He added that there was another factor at play. Britain, which is a major net importer of natural gas, faced a large increase in the price of what it bought from the world compared to what it sold, mainly services. It changes the country’s economic health.

Here is what he said:

You don’t have to be much of an economist to realize that if what you’re buying has gone up a lot compared to what you’re selling, you’re going to be worse off.

So somehow in the UK someone has to accept that they are worse off and stop trying to maintain their real spending power by bidding up prices, either higher wages or passing on the cost of energy to customers.

And what we’re facing now is that reluctance to accept that—yes, we’re all worse off and we all have to do our part—to try to shift this cost onto one of our fellow citizens and say we’ll be fine, but they must take our share as well.

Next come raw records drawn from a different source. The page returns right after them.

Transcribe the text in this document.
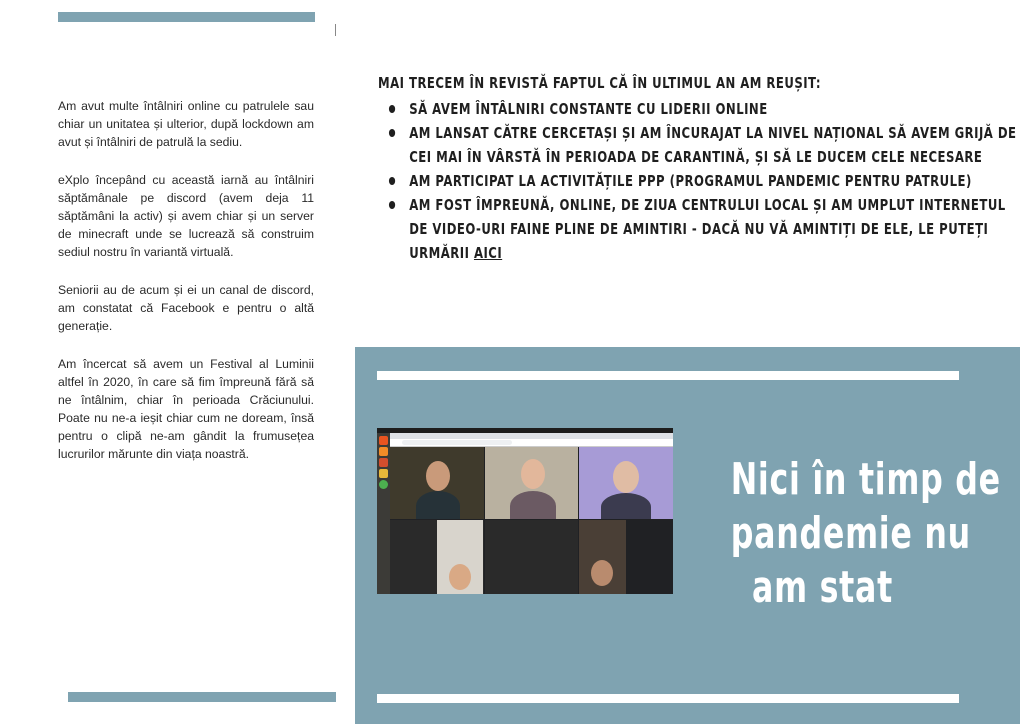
Am avut multe întâlniri online cu patrulele sau chiar un unitatea și ulterior, după lockdown am avut și întâlniri de patrulă la sediu.

eXplo începând cu această iarnă au întâlniri săptămânale pe discord (avem deja 11 săptămâni la activ) și avem chiar și un server de minecraft unde se lucrează să construim sediul nostru în variantă virtuală.

Seniorii au de acum și ei un canal de discord, am constatat că Facebook e pentru o altă generație.

Am încercat să avem un Festival al Luminii altfel în 2020, în care să fim împreună fără să ne întâlnim, chiar în perioada Crăciunului. Poate nu ne-a ieșit chiar cum ne doream, însă pentru o clipă ne-am gândit la frumusețea lucrurilor mărunte din viața noastră.

MAI TRECEM ÎN REVISTĂ FAPTUL CĂ ÎN ULTIMUL AN AM REUȘIT:

SĂ AVEM ÎNTÂLNIRI CONSTANTE CU LIDERII ONLINE
AM LANSAT CĂTRE CERCETAȘI ȘI AM ÎNCURAJAT LA NIVEL NAȚIONAL SĂ AVEM GRIJĂ DE CEI MAI ÎN VÂRSTĂ ÎN PERIOADA DE CARANTINĂ, ȘI SĂ LE DUCEM CELE NECESARE
AM PARTICIPAT LA ACTIVITĂȚILE PPP (PROGRAMUL PANDEMIC PENTRU PATRULE)
AM FOST ÎMPREUNĂ, ONLINE, DE ZIUA CENTRULUI LOCAL ȘI AM UMPLUT INTERNETUL DE VIDEO-URI FAINE PLINE DE AMINTIRI - DACĂ NU VĂ AMINTIȚI DE ELE, LE PUTEȚI URMĂRII AICI
Nici în timp de
pandemie nu
am stat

The “pass-the-parcel” game going on here, that game is one that generates inflation, and that part of inflation may persist.

It is not the first time a Bank of England official has been criticized for insensitive proposals on how to keep inflation down. Early last year Andrew Bailey, the bank chief, said there needed to be “restraint in pay negotiations” so that inflation did not spiral out of control.

Some policymakers at the European Central Bank have expressed a similar concern, but in milder terms and more focused on corporate behavior. Europe has also experienced a major so-called term-of-trade shock, where the price of an important imported commodity, energy, rose sharply. That has worsened the economy, and European policymakers have urged businesses to accept some losses, just as workers have had to accept lost real income.

“It is important that there is fair burden sharing” between firms and workers, Christine Lagarde, the president of the European Central Bank, said last month.